The telling of the Averoigne stories is quite different from any of the above. They're elegant without being ornate or florid. They sound like tales from an old book of romances, and have a certain charming naivety. The supernatural elements are rather ordinary, consisting mostly of sorceresses, werewolves, and vampires. Religion, a matter of dark irony in the Hyperborea cycle, is treated diffidently here. Morality is a matter of concern.

(Averoigne, I have to say, is my least favorite of Smith's invented milieus. I don't know what this says about me, but I prefer votaries of Tsathoggua to Benedictine monks.)

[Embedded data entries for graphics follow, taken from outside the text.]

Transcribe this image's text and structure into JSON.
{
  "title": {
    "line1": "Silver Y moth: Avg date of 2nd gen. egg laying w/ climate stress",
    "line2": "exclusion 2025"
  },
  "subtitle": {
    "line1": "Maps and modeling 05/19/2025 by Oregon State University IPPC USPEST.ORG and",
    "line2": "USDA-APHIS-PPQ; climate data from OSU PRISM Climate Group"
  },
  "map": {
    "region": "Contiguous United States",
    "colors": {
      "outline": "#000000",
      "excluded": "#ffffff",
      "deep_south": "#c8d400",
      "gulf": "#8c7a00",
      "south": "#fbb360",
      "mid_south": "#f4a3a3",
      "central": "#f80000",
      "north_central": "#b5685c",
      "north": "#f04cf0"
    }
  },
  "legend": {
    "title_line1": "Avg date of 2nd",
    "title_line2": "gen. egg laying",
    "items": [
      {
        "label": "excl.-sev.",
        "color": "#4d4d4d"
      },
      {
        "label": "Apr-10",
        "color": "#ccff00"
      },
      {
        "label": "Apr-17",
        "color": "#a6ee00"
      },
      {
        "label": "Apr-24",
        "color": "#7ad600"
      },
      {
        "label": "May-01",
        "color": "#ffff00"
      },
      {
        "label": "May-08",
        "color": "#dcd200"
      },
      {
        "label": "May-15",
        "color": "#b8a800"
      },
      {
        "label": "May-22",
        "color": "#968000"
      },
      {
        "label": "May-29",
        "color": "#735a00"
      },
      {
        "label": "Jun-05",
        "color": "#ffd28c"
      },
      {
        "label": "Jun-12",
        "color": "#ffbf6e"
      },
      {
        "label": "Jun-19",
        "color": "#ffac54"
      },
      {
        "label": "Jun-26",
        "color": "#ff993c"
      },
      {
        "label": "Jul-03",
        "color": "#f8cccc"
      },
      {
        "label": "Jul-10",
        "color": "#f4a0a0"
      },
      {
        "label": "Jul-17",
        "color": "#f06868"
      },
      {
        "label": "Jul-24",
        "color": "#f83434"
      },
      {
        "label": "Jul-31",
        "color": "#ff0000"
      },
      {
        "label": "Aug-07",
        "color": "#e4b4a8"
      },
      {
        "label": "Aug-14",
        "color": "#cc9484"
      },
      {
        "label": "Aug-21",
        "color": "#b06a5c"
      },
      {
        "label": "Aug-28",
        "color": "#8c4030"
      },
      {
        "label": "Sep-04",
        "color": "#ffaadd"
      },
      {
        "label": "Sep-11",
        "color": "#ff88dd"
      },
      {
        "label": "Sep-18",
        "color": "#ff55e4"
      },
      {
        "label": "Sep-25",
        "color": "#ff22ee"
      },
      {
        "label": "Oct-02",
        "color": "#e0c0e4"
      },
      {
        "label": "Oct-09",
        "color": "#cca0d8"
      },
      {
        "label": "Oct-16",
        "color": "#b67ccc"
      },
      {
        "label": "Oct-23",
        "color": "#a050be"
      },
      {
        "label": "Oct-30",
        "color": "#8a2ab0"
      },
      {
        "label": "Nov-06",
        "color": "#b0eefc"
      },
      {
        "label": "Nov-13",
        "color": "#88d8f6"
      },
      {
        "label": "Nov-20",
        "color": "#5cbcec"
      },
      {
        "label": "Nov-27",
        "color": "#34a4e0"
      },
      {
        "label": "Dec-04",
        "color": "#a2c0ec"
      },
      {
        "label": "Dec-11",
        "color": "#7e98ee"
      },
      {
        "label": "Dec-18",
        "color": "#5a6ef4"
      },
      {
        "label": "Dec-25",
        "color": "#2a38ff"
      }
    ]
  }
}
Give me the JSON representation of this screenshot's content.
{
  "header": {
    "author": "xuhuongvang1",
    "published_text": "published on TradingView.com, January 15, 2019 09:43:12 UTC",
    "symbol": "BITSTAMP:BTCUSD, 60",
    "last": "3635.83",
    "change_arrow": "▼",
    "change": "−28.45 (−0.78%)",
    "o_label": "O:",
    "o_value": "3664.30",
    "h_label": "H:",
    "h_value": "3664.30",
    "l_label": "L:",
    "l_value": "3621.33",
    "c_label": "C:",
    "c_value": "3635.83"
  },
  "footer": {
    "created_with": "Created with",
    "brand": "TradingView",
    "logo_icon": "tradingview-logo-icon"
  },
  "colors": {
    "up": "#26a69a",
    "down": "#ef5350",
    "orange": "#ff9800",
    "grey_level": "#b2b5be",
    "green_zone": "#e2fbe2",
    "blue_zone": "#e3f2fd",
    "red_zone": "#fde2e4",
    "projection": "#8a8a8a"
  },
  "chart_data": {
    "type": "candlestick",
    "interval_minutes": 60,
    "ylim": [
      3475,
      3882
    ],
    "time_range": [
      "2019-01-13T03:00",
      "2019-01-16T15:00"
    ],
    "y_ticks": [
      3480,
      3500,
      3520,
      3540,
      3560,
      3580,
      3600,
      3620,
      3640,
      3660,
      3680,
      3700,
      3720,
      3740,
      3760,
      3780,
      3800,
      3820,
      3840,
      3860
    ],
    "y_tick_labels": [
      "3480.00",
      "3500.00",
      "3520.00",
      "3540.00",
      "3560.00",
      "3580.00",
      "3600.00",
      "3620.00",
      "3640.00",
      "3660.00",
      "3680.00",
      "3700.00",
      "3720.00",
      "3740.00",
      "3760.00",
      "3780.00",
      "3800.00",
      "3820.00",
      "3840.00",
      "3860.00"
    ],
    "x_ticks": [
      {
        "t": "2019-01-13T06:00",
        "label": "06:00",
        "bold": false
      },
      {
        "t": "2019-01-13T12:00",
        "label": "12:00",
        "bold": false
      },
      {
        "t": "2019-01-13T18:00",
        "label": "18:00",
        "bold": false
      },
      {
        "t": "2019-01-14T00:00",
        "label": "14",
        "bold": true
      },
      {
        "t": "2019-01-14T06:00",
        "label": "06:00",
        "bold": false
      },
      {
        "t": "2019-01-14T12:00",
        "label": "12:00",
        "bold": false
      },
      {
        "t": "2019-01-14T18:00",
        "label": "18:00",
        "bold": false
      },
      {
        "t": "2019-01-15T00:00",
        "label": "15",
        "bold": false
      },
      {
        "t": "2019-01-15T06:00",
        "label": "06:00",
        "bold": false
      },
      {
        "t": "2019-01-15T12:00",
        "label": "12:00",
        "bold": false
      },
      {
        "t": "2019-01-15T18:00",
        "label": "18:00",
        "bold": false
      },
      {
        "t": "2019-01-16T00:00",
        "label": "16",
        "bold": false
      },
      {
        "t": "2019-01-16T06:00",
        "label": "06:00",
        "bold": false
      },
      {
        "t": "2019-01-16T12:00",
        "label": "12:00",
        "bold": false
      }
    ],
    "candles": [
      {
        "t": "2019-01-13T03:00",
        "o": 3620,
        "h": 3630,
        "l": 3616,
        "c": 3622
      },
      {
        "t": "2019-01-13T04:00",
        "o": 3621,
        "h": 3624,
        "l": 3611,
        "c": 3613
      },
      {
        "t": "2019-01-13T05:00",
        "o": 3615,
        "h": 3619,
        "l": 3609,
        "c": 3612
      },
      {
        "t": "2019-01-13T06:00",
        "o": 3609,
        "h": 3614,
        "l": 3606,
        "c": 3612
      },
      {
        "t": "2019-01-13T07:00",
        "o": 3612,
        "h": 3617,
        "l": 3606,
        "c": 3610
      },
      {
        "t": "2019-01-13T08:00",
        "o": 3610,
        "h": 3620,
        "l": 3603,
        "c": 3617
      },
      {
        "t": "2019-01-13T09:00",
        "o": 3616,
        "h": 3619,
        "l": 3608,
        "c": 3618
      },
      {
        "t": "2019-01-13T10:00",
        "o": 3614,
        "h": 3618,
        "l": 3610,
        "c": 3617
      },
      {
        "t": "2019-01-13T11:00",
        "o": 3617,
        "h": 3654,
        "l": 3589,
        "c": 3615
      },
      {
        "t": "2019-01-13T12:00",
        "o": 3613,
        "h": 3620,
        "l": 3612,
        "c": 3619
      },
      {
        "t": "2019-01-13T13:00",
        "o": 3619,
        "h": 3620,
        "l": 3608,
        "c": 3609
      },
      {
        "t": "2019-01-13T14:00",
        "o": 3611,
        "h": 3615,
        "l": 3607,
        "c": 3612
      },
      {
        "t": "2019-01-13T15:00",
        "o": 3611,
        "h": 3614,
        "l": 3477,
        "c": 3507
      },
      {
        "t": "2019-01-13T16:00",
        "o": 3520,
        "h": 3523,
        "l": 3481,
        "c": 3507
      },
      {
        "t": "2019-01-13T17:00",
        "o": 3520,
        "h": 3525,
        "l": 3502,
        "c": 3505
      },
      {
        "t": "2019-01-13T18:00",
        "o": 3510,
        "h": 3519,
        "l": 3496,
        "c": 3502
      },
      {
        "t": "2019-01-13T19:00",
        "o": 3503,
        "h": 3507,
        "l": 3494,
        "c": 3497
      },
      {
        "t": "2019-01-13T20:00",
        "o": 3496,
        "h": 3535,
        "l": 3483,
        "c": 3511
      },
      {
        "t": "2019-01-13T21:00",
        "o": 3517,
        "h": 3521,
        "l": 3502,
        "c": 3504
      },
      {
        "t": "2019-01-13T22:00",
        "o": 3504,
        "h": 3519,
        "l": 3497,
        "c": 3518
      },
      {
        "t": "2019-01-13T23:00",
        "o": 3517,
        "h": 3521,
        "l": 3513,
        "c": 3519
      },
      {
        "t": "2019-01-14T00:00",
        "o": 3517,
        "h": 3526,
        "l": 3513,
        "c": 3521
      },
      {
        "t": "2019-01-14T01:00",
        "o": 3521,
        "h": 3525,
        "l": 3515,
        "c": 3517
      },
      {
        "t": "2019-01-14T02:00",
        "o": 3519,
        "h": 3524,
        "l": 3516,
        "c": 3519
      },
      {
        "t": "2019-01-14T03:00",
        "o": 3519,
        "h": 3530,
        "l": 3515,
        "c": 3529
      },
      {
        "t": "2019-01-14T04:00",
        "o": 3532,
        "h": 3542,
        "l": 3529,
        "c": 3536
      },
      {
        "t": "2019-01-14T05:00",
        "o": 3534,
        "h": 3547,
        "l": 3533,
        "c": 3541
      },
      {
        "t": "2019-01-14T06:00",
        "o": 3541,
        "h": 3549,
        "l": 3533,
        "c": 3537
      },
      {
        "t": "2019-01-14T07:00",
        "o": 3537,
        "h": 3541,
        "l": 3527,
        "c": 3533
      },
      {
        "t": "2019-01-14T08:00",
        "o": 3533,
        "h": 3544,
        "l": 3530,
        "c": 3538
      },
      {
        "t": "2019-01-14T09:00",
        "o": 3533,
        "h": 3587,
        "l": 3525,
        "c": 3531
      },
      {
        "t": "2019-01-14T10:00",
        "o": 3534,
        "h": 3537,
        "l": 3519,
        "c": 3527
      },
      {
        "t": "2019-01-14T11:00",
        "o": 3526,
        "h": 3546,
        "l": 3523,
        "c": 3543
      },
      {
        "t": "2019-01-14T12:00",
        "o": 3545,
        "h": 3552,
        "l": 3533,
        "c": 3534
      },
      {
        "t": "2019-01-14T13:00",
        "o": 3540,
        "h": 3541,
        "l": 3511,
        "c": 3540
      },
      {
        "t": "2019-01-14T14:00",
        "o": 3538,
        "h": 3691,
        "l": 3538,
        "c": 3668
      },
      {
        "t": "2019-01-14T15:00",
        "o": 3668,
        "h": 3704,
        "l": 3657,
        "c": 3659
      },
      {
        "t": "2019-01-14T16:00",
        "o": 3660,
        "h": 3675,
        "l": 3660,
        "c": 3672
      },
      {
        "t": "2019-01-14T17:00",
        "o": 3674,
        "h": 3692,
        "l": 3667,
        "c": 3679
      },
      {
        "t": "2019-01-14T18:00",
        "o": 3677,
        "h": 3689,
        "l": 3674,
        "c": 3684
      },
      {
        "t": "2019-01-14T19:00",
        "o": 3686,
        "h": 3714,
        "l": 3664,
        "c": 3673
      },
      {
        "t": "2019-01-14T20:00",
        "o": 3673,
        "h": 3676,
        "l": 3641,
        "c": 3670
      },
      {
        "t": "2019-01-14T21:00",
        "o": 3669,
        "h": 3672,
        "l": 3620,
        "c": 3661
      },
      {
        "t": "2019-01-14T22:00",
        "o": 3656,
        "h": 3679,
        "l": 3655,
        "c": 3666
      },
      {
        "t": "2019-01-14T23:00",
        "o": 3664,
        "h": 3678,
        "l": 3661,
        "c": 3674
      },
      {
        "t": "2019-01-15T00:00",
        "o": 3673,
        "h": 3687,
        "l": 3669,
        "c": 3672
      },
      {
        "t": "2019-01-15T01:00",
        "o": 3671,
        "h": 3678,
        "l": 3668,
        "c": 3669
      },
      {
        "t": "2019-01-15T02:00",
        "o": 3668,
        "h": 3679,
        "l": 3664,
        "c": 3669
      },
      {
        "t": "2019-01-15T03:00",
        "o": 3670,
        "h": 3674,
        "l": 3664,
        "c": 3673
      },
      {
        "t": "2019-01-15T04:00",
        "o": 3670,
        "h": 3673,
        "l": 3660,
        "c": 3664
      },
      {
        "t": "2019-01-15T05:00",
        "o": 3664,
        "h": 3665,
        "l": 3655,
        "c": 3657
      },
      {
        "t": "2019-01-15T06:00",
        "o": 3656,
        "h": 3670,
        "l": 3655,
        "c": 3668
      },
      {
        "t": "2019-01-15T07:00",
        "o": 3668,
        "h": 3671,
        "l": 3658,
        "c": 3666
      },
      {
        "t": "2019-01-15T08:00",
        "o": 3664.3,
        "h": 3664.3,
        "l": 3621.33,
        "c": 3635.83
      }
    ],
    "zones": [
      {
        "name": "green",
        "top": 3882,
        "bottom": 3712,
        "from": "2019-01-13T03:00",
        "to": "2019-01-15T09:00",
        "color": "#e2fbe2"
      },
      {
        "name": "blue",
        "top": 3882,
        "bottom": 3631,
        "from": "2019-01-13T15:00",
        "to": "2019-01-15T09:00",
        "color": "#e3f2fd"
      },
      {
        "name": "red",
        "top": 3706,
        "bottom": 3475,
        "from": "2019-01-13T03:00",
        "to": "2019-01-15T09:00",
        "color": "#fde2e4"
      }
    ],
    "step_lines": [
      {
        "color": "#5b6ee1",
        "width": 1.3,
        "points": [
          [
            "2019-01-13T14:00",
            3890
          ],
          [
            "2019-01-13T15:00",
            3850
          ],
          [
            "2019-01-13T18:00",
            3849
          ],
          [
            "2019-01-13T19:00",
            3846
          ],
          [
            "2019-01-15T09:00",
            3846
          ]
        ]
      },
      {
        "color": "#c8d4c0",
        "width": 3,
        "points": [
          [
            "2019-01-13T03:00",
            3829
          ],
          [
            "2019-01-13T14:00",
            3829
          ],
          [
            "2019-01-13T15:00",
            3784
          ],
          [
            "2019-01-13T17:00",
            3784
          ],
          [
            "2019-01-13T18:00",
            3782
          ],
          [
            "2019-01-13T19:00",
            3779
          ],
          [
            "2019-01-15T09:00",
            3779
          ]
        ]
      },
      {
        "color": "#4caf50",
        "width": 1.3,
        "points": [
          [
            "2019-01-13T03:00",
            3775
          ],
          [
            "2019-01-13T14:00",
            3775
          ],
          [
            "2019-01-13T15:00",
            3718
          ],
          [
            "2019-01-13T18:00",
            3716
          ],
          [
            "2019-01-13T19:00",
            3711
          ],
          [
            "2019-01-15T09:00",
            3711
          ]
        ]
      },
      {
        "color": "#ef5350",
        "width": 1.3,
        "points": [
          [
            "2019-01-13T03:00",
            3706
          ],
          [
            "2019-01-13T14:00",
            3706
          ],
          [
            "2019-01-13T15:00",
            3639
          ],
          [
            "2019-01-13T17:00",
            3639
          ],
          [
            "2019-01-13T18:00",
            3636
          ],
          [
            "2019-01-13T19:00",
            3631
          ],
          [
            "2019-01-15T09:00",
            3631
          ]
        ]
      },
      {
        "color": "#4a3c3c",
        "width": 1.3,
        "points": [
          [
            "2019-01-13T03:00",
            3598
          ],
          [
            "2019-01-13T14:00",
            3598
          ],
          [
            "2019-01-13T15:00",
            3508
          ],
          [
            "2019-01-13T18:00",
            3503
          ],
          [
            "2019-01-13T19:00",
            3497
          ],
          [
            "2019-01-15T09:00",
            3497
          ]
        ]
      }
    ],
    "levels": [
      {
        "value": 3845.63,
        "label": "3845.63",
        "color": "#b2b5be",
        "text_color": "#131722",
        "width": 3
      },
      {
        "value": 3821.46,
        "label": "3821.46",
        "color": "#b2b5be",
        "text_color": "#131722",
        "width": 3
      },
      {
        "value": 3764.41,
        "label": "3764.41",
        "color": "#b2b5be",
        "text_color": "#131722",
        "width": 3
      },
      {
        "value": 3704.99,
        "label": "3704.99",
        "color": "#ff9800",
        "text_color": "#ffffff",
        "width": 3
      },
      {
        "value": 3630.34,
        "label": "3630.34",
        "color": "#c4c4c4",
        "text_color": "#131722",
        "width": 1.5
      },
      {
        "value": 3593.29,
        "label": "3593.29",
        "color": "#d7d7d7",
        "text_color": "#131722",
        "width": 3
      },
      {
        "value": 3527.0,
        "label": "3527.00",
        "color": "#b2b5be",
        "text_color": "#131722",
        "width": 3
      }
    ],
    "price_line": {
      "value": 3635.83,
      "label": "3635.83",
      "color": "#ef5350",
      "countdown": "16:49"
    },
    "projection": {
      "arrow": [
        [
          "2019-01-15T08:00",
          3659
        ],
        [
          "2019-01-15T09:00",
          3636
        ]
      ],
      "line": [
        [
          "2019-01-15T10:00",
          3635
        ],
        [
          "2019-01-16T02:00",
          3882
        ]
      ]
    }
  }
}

The Philip Hastane stories are written in unadorned prose. The tone is earnest and straightforward, the descriptions vivid, the dialogue commonplace. The descriptions of California are well-grounded in reality. The stories generally concern the irruption of cosmic weirdness into the mundane world. Here I see the influence of British supernatural horror writers like Arthur Machen, Oscar Wilde, and William Hope Hodgson.

The voyages of the Alcyone are recounted with stolid prose and reserved, half-humorous dialogue. I could almost imagine Mr. Peabody doing a voiceover. I've never heard them much commented upon, but find their descriptions of alien life uniquely enjoyable. The unfathomability of alien psychology is particularly well handled. Their plots are pretty similar, each involving a sequence of adventures on some mysterious planet, followed by a narrow escape into space. But it's refreshing to read such quaint (by modern standards) science fiction from the thirties.

To me, the Zothique tales recall Victorian imaginings of the Orient as encountered in works like Burton's One Thousand and One Nights or Beckford's Vathek. Their tone is dark and frequently ironic, but never humorous. It has the slow and somber richness of a grand mausoleum, but here the mausoleum is the world itself. Smith wrote more stories set in Zothique than in any other place. It's a pity that the Ballantine edition is so hard to find.

What intrigues me about all this is the fact that Smith, who invented more settings than any other author I can think of, apparently felt that these trappings were inextricably linked to style. I think he was onto something. I've written in the past about style in fantasy, and in particular the opposing viewpoints of C. S. Lewis and Ursula K. LeGuin. I incline more toward the latter, but in my opinion neither quite gets it right. It's a point I'll have to return to sometime soon.

At any rate, compare this to someone like H. P. Lovecraft, who grew out of his early Dunsanian phase (which owed a large debt to its model) only to settle into the stylistically monolithic Chthulu-mythos phase for which he is most famous. The latter stories are all told in precisely the same voice, even when supposedly narrated by a character. The Lovecraft style is easy to parody precisely because it is so uniform. Taken individually, Lovecraft's stories are much more substantial that most of Smith's, but as a stylist I think Smith can skate circles around him.

It's a shame that Smith is not better known (as noted at Black Gate today), because, for sheer versatility and inventiveness, he has no peer.